Continuer, un drame familial en terre inconnue

Continuer
de Joachim Lafosse
Drame, Aventure
Avec Virginie Efira, Kacey Mottet Klein, Diego Martín
Sorti le 30 janvier 2019

Pour son nouveau long-métrage, Joachim Lafosse nous emmène dans un huis-clos à ciel ouvert, à travers une chevauchée dans les steppes du Kirghizistan. Continuer sera un voyage pénible pour une mère et son fils, des personnages interprétés avec sensibilité par Virginie Efira et Kacey Mottet Klein. Bien que l’image soit sublime et que cette aventure équestre donne des envies d’évasion, l’univers du film social transposé dans ce décor de bout du monde ne nous a pas convaincu.

Inquiète pour son fils de 18 ans qui a sombré dans la violence et la dépression, Sybille décide d’emmener Samuel dans un trek à cheval au Kirghizistan pour le pousser à déconnecter et à réfléchir. Mais la relation difficile entre la mère, divorcée et ayant laissé son enfant à son ex-mari et son fils colérique et asocial, sera mise à rude épreuve dans cette randonnée sauvage. Seuls avec leurs chevaux, Sybille et Samuel devront gérer les aléas d’un territoire inconnu mais surtout leur tête-à-tête conflictuel.

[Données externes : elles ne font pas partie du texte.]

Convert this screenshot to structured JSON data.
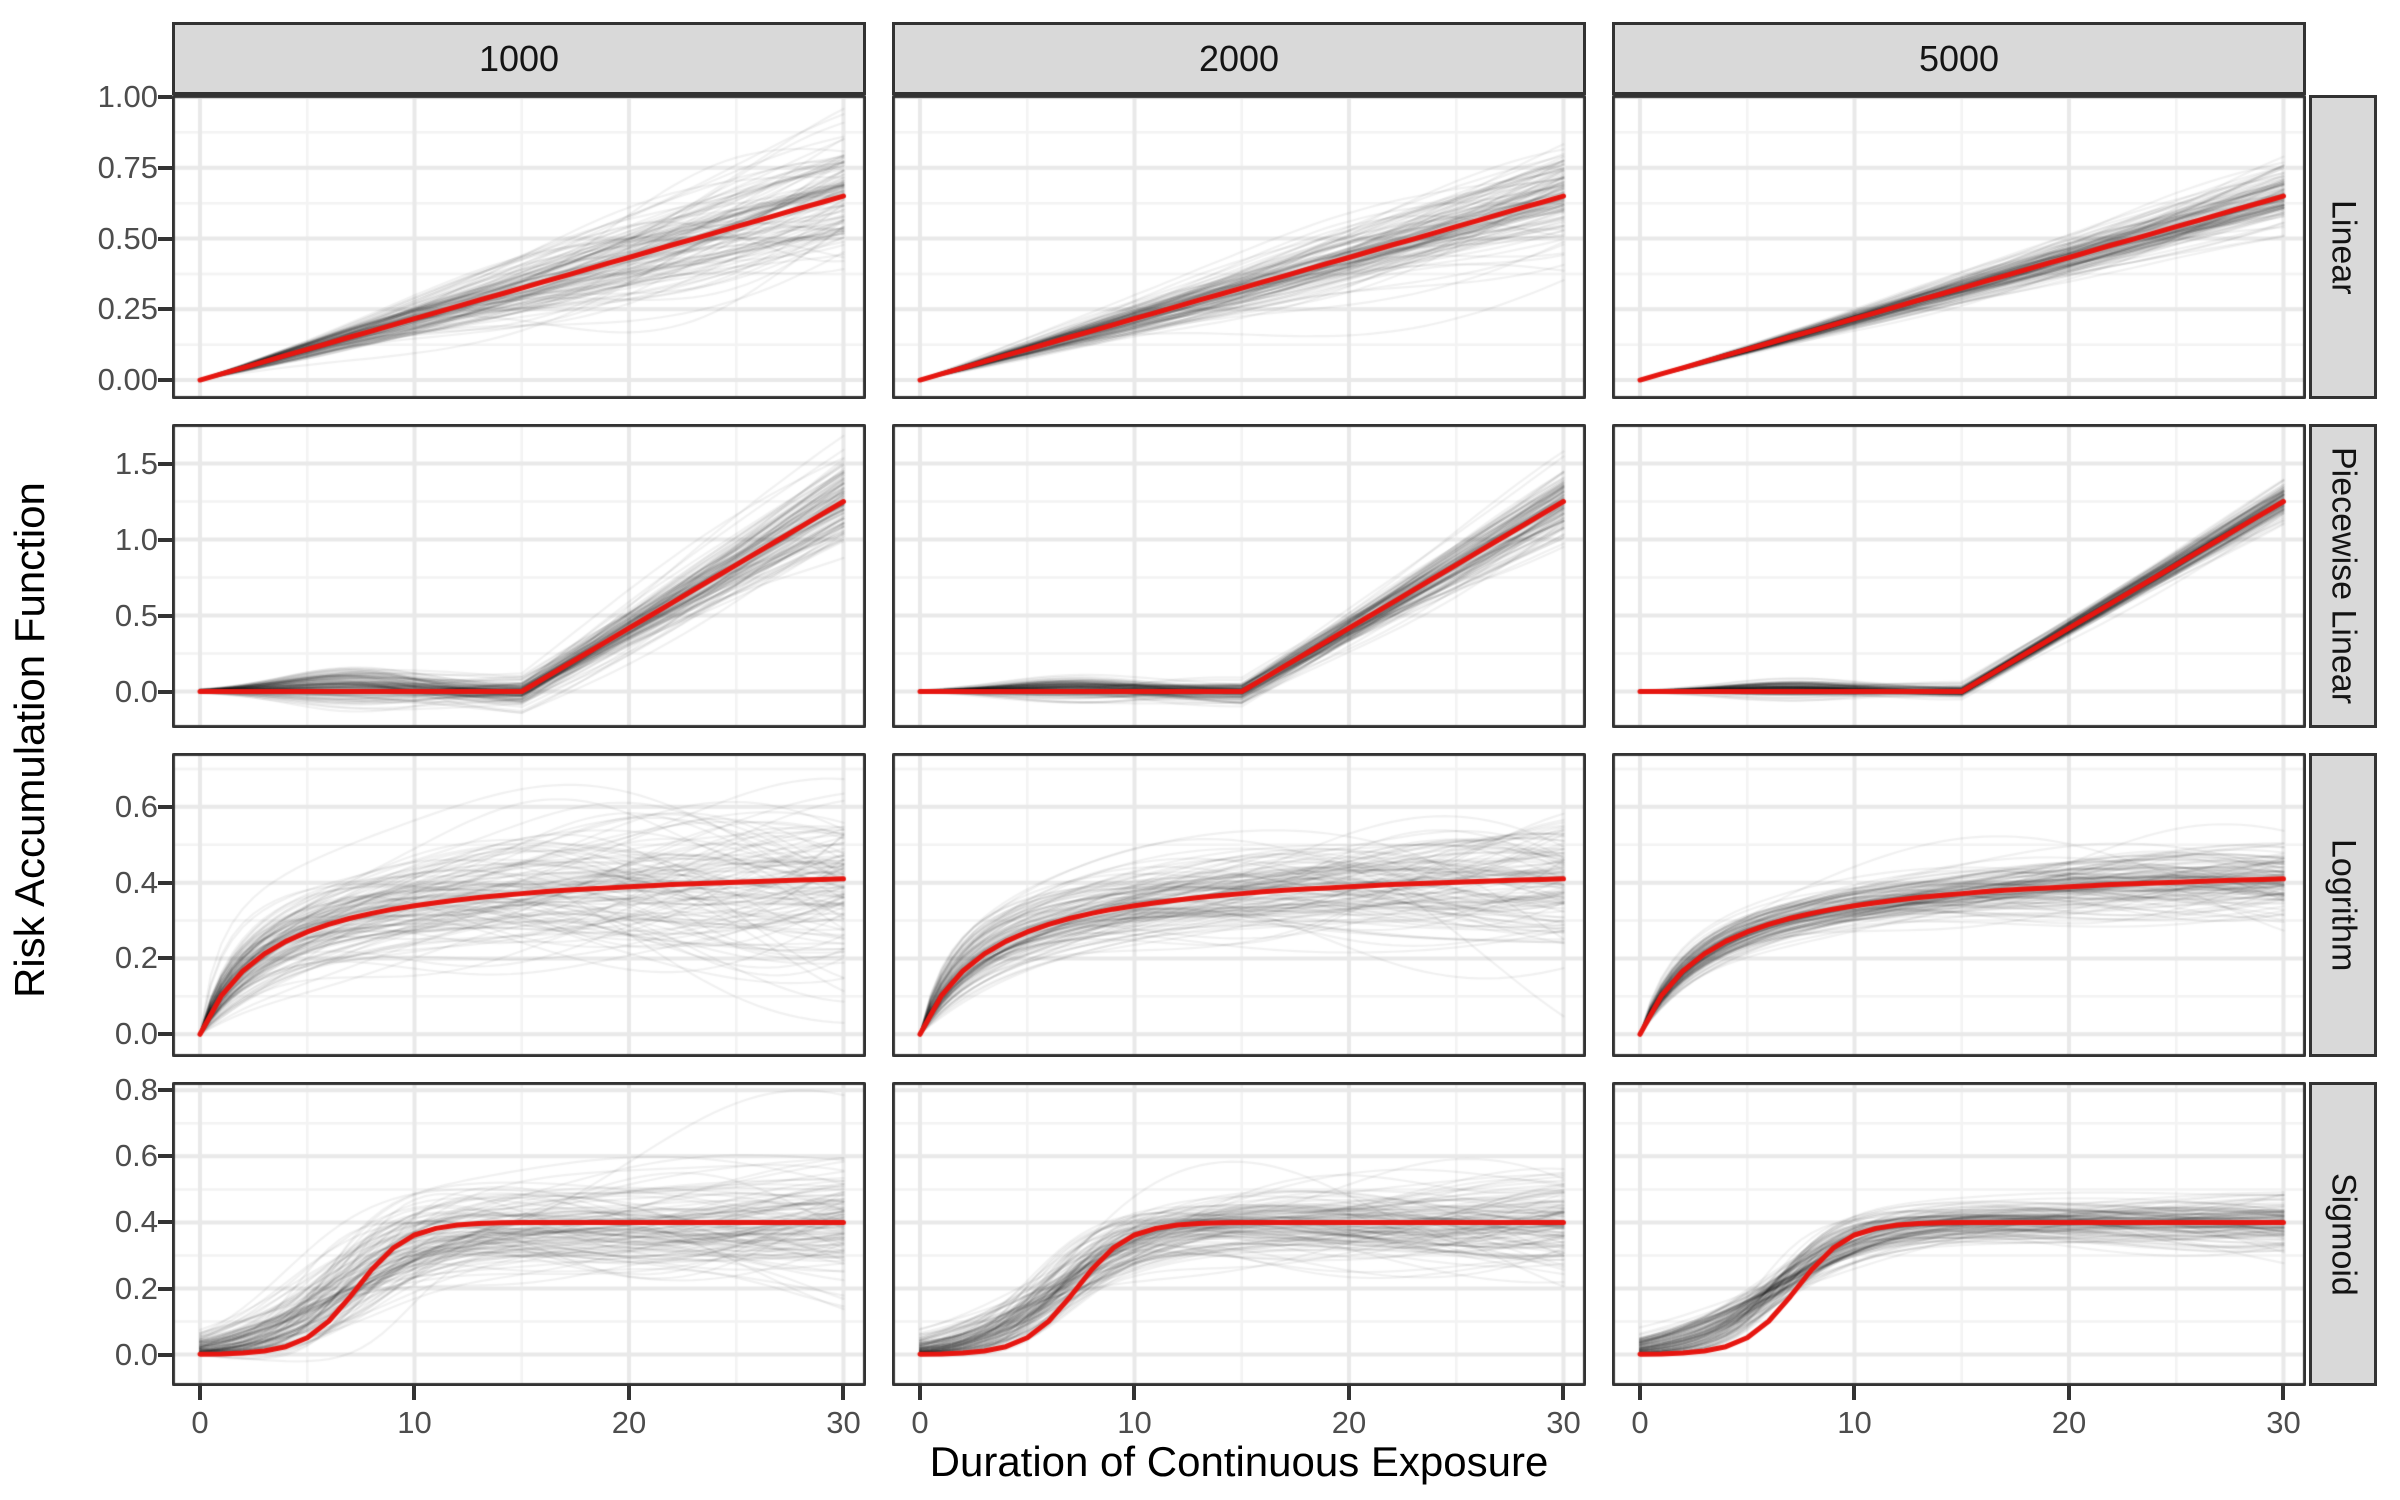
{
  "chart_data": {
    "type": "line",
    "title": "",
    "xlabel": "Duration of Continuous Exposure",
    "ylabel": "Risk Accumulation Function",
    "facet_cols": [
      "1000",
      "2000",
      "5000"
    ],
    "facet_rows": [
      "Linear",
      "Piecewise Linear",
      "Logrithm",
      "Sigmoid"
    ],
    "legend": "none",
    "grid": "on",
    "x": [
      0,
      1,
      2,
      3,
      4,
      5,
      6,
      7,
      8,
      9,
      10,
      11,
      12,
      13,
      14,
      15,
      16,
      17,
      18,
      19,
      20,
      21,
      22,
      23,
      24,
      25,
      26,
      27,
      28,
      29,
      30
    ],
    "xlim": [
      -1.305,
      31.05
    ],
    "x_ticks": [
      0,
      10,
      20,
      30
    ],
    "x_minor_ticks": [
      5,
      15,
      25
    ],
    "rows": [
      {
        "label": "Linear",
        "ylim": [
          -0.067,
          1.007
        ],
        "tick_values": [
          0,
          0.25,
          0.5,
          0.75,
          1.0
        ],
        "tick_labels": [
          "0.00",
          "0.25",
          "0.50",
          "0.75",
          "1.00"
        ],
        "red": [
          0,
          0.022,
          0.043,
          0.065,
          0.087,
          0.108,
          0.13,
          0.152,
          0.173,
          0.195,
          0.217,
          0.238,
          0.26,
          0.282,
          0.303,
          0.325,
          0.347,
          0.368,
          0.39,
          0.412,
          0.433,
          0.455,
          0.477,
          0.498,
          0.52,
          0.542,
          0.563,
          0.585,
          0.607,
          0.628,
          0.65
        ]
      },
      {
        "label": "Piecewise Linear",
        "ylim": [
          -0.24,
          1.76
        ],
        "tick_values": [
          0,
          0.5,
          1.0,
          1.5
        ],
        "tick_labels": [
          "0.0",
          "0.5",
          "1.0",
          "1.5"
        ],
        "red": [
          0,
          0,
          0,
          0,
          0,
          0,
          0,
          0,
          0,
          0,
          0,
          0,
          0,
          0,
          0,
          0,
          0.083,
          0.167,
          0.25,
          0.333,
          0.417,
          0.5,
          0.583,
          0.667,
          0.75,
          0.833,
          0.917,
          1.0,
          1.083,
          1.167,
          1.25
        ]
      },
      {
        "label": "Logrithm",
        "ylim": [
          -0.06,
          0.742
        ],
        "tick_values": [
          0,
          0.2,
          0.4,
          0.6
        ],
        "tick_labels": [
          "0.0",
          "0.2",
          "0.4",
          "0.6"
        ],
        "red": [
          0,
          0.102,
          0.167,
          0.212,
          0.245,
          0.27,
          0.29,
          0.306,
          0.319,
          0.33,
          0.339,
          0.347,
          0.354,
          0.361,
          0.366,
          0.371,
          0.376,
          0.38,
          0.383,
          0.386,
          0.389,
          0.392,
          0.395,
          0.397,
          0.399,
          0.401,
          0.403,
          0.405,
          0.407,
          0.408,
          0.41
        ]
      },
      {
        "label": "Sigmoid",
        "ylim": [
          -0.095,
          0.825
        ],
        "tick_values": [
          0,
          0.2,
          0.4,
          0.6,
          0.8
        ],
        "tick_labels": [
          "0.0",
          "0.2",
          "0.4",
          "0.6",
          "0.8"
        ],
        "red": [
          0.001,
          0.002,
          0.005,
          0.011,
          0.024,
          0.051,
          0.101,
          0.175,
          0.257,
          0.322,
          0.362,
          0.382,
          0.392,
          0.397,
          0.399,
          0.4,
          0.4,
          0.4,
          0.4,
          0.4,
          0.4,
          0.4,
          0.4,
          0.4,
          0.4,
          0.4,
          0.4,
          0.4,
          0.4,
          0.4,
          0.4
        ]
      }
    ],
    "ensemble": {
      "n_curves": 120,
      "alpha": 0.055,
      "line_width": 2.2,
      "line_color": "#000000",
      "col_spread": [
        1.0,
        0.78,
        0.45
      ],
      "seed": 42,
      "rows": [
        {
          "type": "scale",
          "f_sd": 0.12,
          "wiggle": 0.1,
          "env_pow": 1.2
        },
        {
          "type": "piecewise",
          "f_sd": 0.1,
          "wiggle": 0.09,
          "env_pow": 0.9,
          "hump_mean": 0.035,
          "hump_sd": 0.055,
          "hump_center": 7,
          "hump_width": 4.5
        },
        {
          "type": "log",
          "A": 0.457,
          "b": 3.47,
          "A_sd": 0.1,
          "b_logsd": 0.45,
          "wiggle": 0.13,
          "env_pow": 0.8
        },
        {
          "type": "sigmoid",
          "L": 0.4,
          "L_sd": 0.11,
          "m_mean": 6.4,
          "m_sd": 1.1,
          "s_mean": 2.1,
          "s_sd": 0.7,
          "s_min": 1.3,
          "wiggle": 0.1,
          "env_pow": 0.8
        }
      ]
    },
    "colors": {
      "red_curve": "#e61610",
      "gray_curve": "#000000",
      "grid_major": "#e9e9e9",
      "grid_minor": "#f3f3f3",
      "panel_border": "#333333",
      "strip_bg": "#d9d9d9",
      "strip_border": "#333333",
      "tick_label": "#4d4d4d",
      "axis_title": "#000000",
      "background": "#ffffff"
    }
  }
}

Dans cette adaptation du roman éponyme de Laurent Mauvinier, Joachim Lafosse nous dresse un tableau familial conflictuel, fait de non-dits et de douleurs entre une mère démissionnaire et un fils écorché vif. Une tension entre Sybille et Samuel est présente dès le départ, on ressent la rancœur du fils et les remords de sa mère qui l’a abandonné enfant parce qu’elle se sentait alors incapable d’assumer son rôle. Espérant que cette expérience leur permettra de se rapprocher, Sybille aura du mal à communiquer avec son fils, qui la mènera à bout à plusieurs reprises. Bravo à Virginie Efira et Kacey Mottet Klein pour avoir relevé le défi d’un duo torturé au bout du monde et pour leurs prouesses équestres. On n’avait jamais vu l’actrice belge dans un rôle aussi profond et touchant et le jeune Kacey Mottet Klein est intense.

L’absence d’étincelle

L’esthétique du film et le jeu des acteurs ne sont malheureusement pas suffisants pour nous transporter. Malgré la justesse des comédiens, l’alchimie n’opère pas entre eux, on n’y croit pas trop. Bien que quelques éléments de leur passé soient vaguement mentionnés, on sait peu de choses sur eux et c’est notamment cette absence d’informations qui nous empêche de comprendre leur personnalité, leur histoire et leur relation. Seuls l’animosité de Samuel et le désarroi de sa mère persistent, entrecoupés de moments de complicité maladroits. Peut-être la lecture du livre en amont aurait permis d’apprécier le film davantage. Ce qui nous tient, c’est de savoir comment va se terminer cette aventure équestre. Les chevaux ont d’ailleurs une place centrale puisqu’ils apportent un certain apaisement entre mère et fils, c’est eux qui les lieront tout au long de l’aventure, les forçant à se parler et à continuer.

Enfin, bien que Sybille communique en russe avec les habitants, on regrette un manque d’intérêt pour le pays et ses autochtones. D’ailleurs, le générique de fin indique que le tournage s’est déroulé au Maroc, alors qu’y a-t-il vraiment du Kirghizistan dans ce film ? Finalement, ce décor a permis de plonger un drame social banal dans un cadre inhabituel et exotique. En effet, s’il avait été tourné en Belgique ou en France, ce film n’aurait pas eu grand intérêt.